I downloaded the apache code from http://httpd.apache.org/download.cgi and built it on the system that I was trying to replicate this problem on.
I downloaded the policy agent from http://www.sun.com/download/products.xml?id=471909fc
and before I installed the agent, I verified that I could start and stop the apache server correctly.
I followed the install steps outlined the install document and installation was successful. http://docs.sun.com/app/docs/doc/820-3288.
I now tried to start the apache server after installing the policy agent and it crashed with segmentation fault. Hiya, I could reproduce the problem !
#/opt/apache226/bin/apachectl -k start
/opt/apache226/bin/apachectl: line 78: 18504 Segmentation fault
(core dumped) $HTTPD $ARGV
I opened the corefile in gdb and the backtrace looked as follows:
#0 0x003a9194 in spin ()
#1 0x024dedc1 in PR_Select () from /usr/lib/libnspr4.so
#2 0x00b96371 in start_thread () from /lib/tls/libpthread.so.0
#3 0x009fdffe in clone () from /lib/tls/libc.so.6
Now that I could replicate the problem consistently on my lab system, I thought, I'll do some live debugging with gdb for that extra bit of fun.

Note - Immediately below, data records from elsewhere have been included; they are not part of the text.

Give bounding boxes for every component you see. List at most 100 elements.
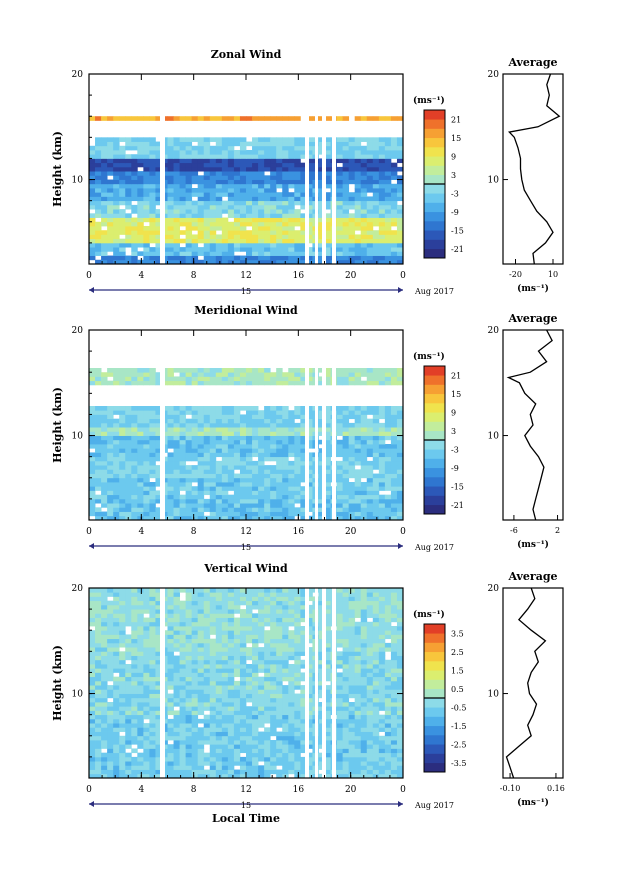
heatmap-cell <box>101 427 108 432</box>
heatmap-cell <box>300 448 307 453</box>
heatmap-cell <box>366 706 374 711</box>
heatmap-cell <box>270 664 277 669</box>
heatmap-cell <box>185 141 193 147</box>
heatmap-cell <box>384 723 392 728</box>
heatmap-cell <box>270 145 277 151</box>
heatmap-cell <box>366 251 374 256</box>
heatmap-cell <box>173 192 180 197</box>
heatmap-cell <box>384 647 392 652</box>
heatmap-cell <box>173 515 180 521</box>
heatmap-cell <box>324 482 331 487</box>
heatmap-cell <box>197 642 205 648</box>
heatmap-cell <box>396 247 404 252</box>
heatmap-cell <box>137 141 144 147</box>
heatmap-cell <box>185 175 193 180</box>
heatmap-cell <box>125 672 132 678</box>
heatmap-cell <box>191 697 199 703</box>
heatmap-cell <box>227 659 235 665</box>
heatmap-cell <box>125 490 132 496</box>
heatmap-cell <box>324 761 331 766</box>
heatmap-cell <box>366 255 374 261</box>
heatmap-cell <box>191 137 199 142</box>
heatmap-cell <box>378 422 386 428</box>
heatmap-cell <box>131 221 138 227</box>
heatmap-cell <box>354 251 362 256</box>
heatmap-cell <box>95 238 102 244</box>
heatmap-cell <box>185 209 193 214</box>
heatmap-cell <box>191 744 199 749</box>
heatmap-cell <box>246 431 253 436</box>
heatmap-cell <box>173 221 180 227</box>
heatmap-cell <box>282 486 289 491</box>
heatmap-cell <box>366 427 374 432</box>
heatmap-cell <box>372 685 380 690</box>
heatmap-cell <box>264 769 271 775</box>
heatmap-cell <box>276 376 283 382</box>
heatmap-cell <box>366 659 374 665</box>
heatmap-cell <box>215 406 223 411</box>
heatmap-cell <box>390 511 398 517</box>
heatmap-cell <box>342 183 350 189</box>
heatmap-cell <box>239 490 247 496</box>
heatmap-cell <box>167 769 174 775</box>
heatmap-cell <box>179 473 187 479</box>
heatmap-cell <box>384 376 392 382</box>
heatmap-cell <box>264 251 271 256</box>
heatmap-cell <box>149 188 156 193</box>
heatmap-cell <box>179 204 187 210</box>
heatmap-cell <box>185 714 193 720</box>
heatmap-cell <box>191 507 199 512</box>
heatmap-cell <box>221 259 229 265</box>
heatmap-cell <box>294 372 301 377</box>
heatmap-cell <box>143 226 150 231</box>
heatmap-cell <box>384 150 392 155</box>
heatmap-cell <box>137 259 144 265</box>
heatmap-cell <box>396 680 404 686</box>
heatmap-cell <box>185 735 193 741</box>
heatmap-cell <box>89 735 96 741</box>
heatmap-cell <box>360 452 368 458</box>
heatmap-cell <box>107 465 114 470</box>
heatmap-cell <box>396 469 404 474</box>
heatmap-cell <box>342 456 350 462</box>
heatmap-cell <box>89 714 96 720</box>
heatmap-cell <box>384 414 392 420</box>
heatmap-cell <box>131 765 138 770</box>
heatmap-cell <box>233 179 241 185</box>
heatmap-cell <box>366 486 374 491</box>
data-gap <box>322 330 326 520</box>
heatmap-cell <box>294 748 301 754</box>
heatmap-cell <box>215 490 223 496</box>
heatmap-cell <box>155 507 162 512</box>
heatmap-cell <box>197 697 205 703</box>
heatmap-cell <box>227 748 235 754</box>
heatmap-cell <box>119 247 126 252</box>
heatmap-cell <box>95 154 102 159</box>
heatmap-cell <box>264 439 271 445</box>
heatmap-cell <box>294 255 301 261</box>
heatmap-cell <box>294 756 301 762</box>
heatmap-cell <box>119 702 126 707</box>
heatmap-cell <box>360 511 368 517</box>
heatmap-cell <box>137 162 144 168</box>
heatmap-cell <box>276 242 283 248</box>
heatmap-cell <box>197 427 205 432</box>
heatmap-cell <box>276 418 283 424</box>
heatmap-cell <box>372 410 380 415</box>
heatmap-cell <box>270 676 277 682</box>
heatmap-cell <box>221 664 229 669</box>
heatmap-cell <box>360 154 368 159</box>
heatmap-cell <box>149 638 156 644</box>
heatmap-cell <box>149 655 156 661</box>
heatmap-cell <box>101 642 108 648</box>
heatmap-cell <box>336 642 344 648</box>
heatmap-cell <box>372 372 380 377</box>
heatmap-cell <box>173 380 180 386</box>
heatmap-cell <box>143 482 150 487</box>
heatmap-cell <box>324 372 331 377</box>
heatmap-cell <box>354 511 362 517</box>
heatmap-cell <box>306 221 313 227</box>
heatmap-cell <box>203 230 211 235</box>
heatmap-cell <box>336 706 344 711</box>
heatmap-cell <box>173 456 180 462</box>
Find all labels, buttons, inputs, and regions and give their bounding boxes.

I ran the program in gdb setting breakpoint in spin() and to my surprise, the process did not crash. The program exited normally. I thought, this might be due to the breakpoint that I set. I re-ran the program without the breakpoint and the program ran normally again in gdb .

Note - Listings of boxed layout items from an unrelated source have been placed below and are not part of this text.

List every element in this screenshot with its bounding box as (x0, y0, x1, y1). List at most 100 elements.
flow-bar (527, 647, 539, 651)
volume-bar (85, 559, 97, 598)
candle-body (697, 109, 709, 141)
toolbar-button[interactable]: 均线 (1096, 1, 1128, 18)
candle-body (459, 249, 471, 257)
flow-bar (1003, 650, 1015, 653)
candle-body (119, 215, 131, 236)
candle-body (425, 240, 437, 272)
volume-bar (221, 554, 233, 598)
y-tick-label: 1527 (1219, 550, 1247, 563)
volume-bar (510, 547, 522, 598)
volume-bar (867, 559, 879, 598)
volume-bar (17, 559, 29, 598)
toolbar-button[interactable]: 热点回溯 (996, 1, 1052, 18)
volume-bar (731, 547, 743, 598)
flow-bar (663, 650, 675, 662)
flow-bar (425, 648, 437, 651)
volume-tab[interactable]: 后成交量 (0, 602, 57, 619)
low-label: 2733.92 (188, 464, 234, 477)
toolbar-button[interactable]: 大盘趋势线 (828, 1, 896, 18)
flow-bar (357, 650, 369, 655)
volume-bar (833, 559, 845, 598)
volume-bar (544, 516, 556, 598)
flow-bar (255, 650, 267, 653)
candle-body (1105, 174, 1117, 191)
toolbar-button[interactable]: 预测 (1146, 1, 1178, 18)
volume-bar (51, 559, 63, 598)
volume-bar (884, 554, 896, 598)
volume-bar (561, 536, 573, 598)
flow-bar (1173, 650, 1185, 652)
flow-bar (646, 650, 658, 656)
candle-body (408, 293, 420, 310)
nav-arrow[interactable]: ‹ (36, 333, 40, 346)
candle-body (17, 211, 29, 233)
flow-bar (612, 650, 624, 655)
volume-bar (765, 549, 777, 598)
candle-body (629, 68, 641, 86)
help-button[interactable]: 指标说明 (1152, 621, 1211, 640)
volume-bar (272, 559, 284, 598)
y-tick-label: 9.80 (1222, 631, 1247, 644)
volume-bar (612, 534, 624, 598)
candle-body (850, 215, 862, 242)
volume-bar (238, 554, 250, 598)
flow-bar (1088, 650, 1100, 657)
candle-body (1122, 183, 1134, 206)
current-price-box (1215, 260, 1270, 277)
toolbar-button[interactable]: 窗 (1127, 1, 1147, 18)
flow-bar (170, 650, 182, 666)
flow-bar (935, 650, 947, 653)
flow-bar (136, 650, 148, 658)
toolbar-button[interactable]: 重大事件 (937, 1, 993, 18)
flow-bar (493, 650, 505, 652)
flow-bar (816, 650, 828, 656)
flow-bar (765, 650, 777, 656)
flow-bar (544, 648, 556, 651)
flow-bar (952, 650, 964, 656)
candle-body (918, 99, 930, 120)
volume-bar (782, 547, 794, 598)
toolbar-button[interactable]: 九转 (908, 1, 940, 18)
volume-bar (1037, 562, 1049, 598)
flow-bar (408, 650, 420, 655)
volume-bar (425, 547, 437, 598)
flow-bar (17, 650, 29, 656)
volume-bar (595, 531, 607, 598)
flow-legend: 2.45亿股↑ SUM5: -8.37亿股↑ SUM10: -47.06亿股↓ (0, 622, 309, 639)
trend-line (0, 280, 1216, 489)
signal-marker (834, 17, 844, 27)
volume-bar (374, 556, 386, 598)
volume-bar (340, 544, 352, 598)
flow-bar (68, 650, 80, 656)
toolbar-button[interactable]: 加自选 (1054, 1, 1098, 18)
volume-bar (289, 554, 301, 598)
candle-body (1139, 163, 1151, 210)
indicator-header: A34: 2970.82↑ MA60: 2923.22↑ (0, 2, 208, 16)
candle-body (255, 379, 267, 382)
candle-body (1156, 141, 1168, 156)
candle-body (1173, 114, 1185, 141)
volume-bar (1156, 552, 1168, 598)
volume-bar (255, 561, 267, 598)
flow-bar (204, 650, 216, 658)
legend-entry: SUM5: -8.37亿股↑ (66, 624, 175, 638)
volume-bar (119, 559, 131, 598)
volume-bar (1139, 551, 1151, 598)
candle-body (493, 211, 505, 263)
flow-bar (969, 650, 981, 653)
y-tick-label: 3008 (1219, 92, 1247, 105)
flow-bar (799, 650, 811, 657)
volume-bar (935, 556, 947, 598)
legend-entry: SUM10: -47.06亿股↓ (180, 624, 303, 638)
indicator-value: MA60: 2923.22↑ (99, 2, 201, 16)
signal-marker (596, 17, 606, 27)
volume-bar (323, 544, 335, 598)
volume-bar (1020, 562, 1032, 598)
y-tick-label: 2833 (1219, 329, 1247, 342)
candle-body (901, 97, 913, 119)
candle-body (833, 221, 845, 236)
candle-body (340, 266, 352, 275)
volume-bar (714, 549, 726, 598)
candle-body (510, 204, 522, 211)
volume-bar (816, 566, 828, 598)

(gdb) file /opt/apache22/bin/httpd
(gdb) set args -k start
Breakpoint 1 at 0x80618bd: file main.c, line 438.
Starting program: /opt/apache226/bin/httpd -k start
[Thread debugging using libthread_db enabled]
[New Thread 0xb7ee06c0 (LWP 28225)]
[Switching to Thread 0xb7ee06c0 (LWP 28225)]
main (argc=3, argv=0xbfeb32a4) at main.c:438
(gdb) break spin
Function "spin" not defined.
Make breakpoint pending on future shared library load? (y or [n]) y
Breakpoint 2 (spin) pending.
Breakpoint 3 at 0x3a9326
Pending breakpoint "spin" resolved
[New Thread 0x19a5bb0 (LWP 28229)]
[Switching to Thread 0x19a5bb0 (LWP 28229)]
Breakpoint 3, 0x003a9326 in spin ()
warning: Temporarily disabling breakpoints for unloaded shared library "/hema/opensso/web_agents/apache22_agent/lib/libamapc22.so"
Breakpoint 3 at 0x4b6326
Program exited normally.
I then ran strace and ltrace to get more information and to my surprise, apache didn't crash if I ran with those monitoring tools either.
I suspect this is due to some sort of timing issue. How do I debug a program if it's behavior changes when attached to a debugger or when run with the monitoring tools !!
I gave up on live debugging and finally had to go back to core dump analysis of the core file in gdb.